La cérémonie d’ouverture de la session de validation a été présidée par Monsieur Souleymane Teliko, Directeur général du CFJ, en présence de Monsieur Ibrahima Samb, représentant Monsieur le Premier président de la Cour suprême, de Monsieur Cheikh Tidiane Bèye, Premier Président de la Cour d’appel de Tambacounda, ainsi que de Monsieur Moustapha Fall, Premier Président de la Cour d’appel de Saint-Louis.
Le représentant de Monsieur le Premier président de la Cour suprême est revenu sur le déficit de magistrats, en précisant qu’il existe actuellement un magistrat pour 1000 habitants. Il a salué cette initiative du CFJ, qu’il considère comme une réponse pertinente face aux défis actuels du système judiciaire, tout en invitant la direction générale à se préparer à former davantage de magistrats, en quantité comme en qualité. « Le référentiel de compétences vient à son heure », a-t-il déclaré, avant de mettre en avant les nombreux avantages qu’offre cet outil dans la professionnalisation des acteurs judiciaires.
Le Directeur général du CFJ a souligné que cet atelier s’inscrit dans une dynamique de modernisation et de professionnalisation du système judiciaire, avec pour objectif de renforcer la cohérence entre la formation initiale et la formation continue des magistrats.
Selon Monsieur Souleymane Teliko, l’approche par les compétences, désormais adoptée dans la formation initiale, permet de dépasser la simple transmission des savoirs théoriques pour favoriser le développement de compétences opérationnelles adaptées aux réalités de la pratique judiciaire.
Il a également rappelé les avancées déjà enregistrées dans le processus de formalisation des enseignements, notamment l’élaboration de syllabus pour l’ensemble des modules de formation, permettant de mieux structurer les objectifs pédagogiques, les contenus, les méthodes d’enseignement ainsi que les modalités d’évaluation.
Le Directeur général a par ailleurs insisté sur le rôle structurant du référentiel de compétences, présenté comme un outil central pour la formation, l’évaluation des auditeurs de justice et l’élaboration de programmes pertinents de formation continue.

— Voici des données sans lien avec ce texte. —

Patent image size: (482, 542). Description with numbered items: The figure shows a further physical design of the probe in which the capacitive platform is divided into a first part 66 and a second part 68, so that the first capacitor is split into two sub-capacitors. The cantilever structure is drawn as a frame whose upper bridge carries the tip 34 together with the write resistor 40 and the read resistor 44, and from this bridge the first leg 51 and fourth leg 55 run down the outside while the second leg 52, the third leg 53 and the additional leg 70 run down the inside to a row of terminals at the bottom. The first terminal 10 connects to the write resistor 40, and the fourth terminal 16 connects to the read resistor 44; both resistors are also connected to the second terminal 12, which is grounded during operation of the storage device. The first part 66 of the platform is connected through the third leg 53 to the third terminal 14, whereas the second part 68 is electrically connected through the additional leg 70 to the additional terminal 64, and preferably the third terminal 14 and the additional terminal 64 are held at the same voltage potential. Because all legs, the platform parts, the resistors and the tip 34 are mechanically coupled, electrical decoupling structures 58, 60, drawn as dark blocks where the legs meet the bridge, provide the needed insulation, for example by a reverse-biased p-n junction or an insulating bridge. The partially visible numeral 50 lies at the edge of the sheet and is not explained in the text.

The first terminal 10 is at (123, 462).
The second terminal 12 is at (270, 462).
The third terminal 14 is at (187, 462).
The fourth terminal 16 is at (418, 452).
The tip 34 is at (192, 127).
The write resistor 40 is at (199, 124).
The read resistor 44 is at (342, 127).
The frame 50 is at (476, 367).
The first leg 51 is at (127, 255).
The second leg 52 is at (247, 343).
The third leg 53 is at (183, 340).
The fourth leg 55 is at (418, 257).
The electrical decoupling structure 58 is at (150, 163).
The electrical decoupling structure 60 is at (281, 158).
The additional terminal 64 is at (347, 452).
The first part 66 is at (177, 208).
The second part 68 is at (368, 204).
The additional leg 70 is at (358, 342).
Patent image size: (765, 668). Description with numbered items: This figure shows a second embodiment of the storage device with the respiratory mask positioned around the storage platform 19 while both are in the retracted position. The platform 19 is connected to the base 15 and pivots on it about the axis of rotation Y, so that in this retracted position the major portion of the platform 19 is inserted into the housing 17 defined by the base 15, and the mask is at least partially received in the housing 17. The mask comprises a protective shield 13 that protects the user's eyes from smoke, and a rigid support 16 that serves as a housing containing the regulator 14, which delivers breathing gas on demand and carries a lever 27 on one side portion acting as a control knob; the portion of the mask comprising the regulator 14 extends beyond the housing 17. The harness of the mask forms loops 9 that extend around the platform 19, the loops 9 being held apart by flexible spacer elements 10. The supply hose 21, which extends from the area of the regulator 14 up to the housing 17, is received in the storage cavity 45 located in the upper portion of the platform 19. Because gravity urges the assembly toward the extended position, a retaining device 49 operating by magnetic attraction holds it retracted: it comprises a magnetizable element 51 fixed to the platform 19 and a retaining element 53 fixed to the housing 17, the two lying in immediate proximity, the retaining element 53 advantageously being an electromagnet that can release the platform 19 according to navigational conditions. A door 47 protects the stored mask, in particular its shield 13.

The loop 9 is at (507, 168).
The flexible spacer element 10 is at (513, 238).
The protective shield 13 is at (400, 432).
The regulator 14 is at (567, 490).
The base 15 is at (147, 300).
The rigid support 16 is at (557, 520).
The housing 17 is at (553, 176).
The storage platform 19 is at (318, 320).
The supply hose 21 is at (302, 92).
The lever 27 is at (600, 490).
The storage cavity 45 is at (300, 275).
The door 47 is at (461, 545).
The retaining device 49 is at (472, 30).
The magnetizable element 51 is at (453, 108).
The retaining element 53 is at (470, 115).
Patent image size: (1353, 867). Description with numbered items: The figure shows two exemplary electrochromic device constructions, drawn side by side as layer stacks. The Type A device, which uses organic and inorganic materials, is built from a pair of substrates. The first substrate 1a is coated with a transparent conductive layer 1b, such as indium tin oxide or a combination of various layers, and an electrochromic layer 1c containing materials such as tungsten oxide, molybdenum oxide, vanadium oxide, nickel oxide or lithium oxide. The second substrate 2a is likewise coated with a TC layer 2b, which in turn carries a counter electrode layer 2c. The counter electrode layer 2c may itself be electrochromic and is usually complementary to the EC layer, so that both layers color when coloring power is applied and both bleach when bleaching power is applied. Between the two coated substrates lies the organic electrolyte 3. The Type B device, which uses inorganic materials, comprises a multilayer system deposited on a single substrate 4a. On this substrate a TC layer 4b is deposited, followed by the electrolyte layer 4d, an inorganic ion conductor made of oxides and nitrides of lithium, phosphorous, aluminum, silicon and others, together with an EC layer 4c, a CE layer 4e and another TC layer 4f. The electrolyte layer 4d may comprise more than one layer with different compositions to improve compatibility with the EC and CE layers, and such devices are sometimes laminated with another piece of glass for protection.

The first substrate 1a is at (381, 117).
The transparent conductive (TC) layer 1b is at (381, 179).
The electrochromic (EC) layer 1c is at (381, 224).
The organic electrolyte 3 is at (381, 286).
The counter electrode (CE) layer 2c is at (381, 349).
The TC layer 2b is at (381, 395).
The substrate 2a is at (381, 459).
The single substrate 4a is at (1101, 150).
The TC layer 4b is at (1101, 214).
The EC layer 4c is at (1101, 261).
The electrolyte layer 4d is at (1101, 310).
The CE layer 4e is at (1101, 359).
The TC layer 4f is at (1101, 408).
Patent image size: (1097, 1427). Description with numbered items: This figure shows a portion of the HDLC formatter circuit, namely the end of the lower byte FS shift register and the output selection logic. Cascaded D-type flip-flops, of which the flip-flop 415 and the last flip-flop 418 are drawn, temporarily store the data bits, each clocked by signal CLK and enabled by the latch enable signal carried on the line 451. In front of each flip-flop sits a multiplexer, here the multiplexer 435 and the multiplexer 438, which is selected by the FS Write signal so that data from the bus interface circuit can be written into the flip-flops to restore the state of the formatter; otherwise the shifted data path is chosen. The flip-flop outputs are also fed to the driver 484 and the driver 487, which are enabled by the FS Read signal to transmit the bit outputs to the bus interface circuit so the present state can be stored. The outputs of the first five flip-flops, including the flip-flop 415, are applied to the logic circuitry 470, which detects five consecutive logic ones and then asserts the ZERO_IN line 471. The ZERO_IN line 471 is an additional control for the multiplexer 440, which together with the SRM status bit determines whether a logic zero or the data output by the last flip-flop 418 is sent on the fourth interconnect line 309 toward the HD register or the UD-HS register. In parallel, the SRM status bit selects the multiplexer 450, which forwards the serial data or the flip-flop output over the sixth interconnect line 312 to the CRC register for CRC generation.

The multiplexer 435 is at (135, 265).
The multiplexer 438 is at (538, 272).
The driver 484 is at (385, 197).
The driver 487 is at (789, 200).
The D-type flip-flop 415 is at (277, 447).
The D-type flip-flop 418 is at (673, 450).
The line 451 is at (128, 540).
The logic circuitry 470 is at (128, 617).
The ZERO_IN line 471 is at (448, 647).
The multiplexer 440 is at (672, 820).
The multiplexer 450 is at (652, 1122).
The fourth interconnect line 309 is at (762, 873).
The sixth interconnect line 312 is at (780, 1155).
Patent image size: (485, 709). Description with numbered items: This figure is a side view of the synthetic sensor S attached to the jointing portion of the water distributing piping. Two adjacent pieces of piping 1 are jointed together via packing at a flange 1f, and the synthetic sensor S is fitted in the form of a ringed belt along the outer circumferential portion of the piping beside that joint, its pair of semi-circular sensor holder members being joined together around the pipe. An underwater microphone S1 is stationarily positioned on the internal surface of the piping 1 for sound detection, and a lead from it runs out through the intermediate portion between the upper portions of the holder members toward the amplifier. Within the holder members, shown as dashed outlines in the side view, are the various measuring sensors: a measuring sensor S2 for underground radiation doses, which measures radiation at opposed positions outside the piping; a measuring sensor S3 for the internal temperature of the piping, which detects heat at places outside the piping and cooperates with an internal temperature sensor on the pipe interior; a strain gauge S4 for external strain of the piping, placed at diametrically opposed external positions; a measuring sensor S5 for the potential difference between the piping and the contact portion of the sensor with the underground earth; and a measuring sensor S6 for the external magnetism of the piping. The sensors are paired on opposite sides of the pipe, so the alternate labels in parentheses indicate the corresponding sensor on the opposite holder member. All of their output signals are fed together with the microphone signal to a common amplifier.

À travers cette démarche, le CFJ entend garantir une continuité pédagogique et professionnelle, tout en assurant une meilleure adéquation entre les formations dispensées et les exigences réelles des fonctions judiciaires.
Il a enfin indiqué que ce référentiel est appelé à évoluer afin de prendre en compte les mutations du droit, des pratiques judiciaires et les attentes des justiciables, dans le but de contribuer au renforcement de la qualité de la justice et de la confiance des citoyens envers l’institution judiciaire.
À l’issue de l’atelier, les participants examineront le document de synthèse du référentiel de compétences pour en apprécier la pertinence au regard des réalités de la pratique judiciaire sénégalaise et formuler diverses observations, suggestions et amendements.
Les échanges permettront de parvenir à un consensus sur les compétences essentielles attendues du Magistrat. Les contributions recueillies seront consolidées par le CFJ dans le cadre de l’élaboration de la version finale du référentiel, avant son adoption officielle et sa diffusion auprès des institutions judiciaires.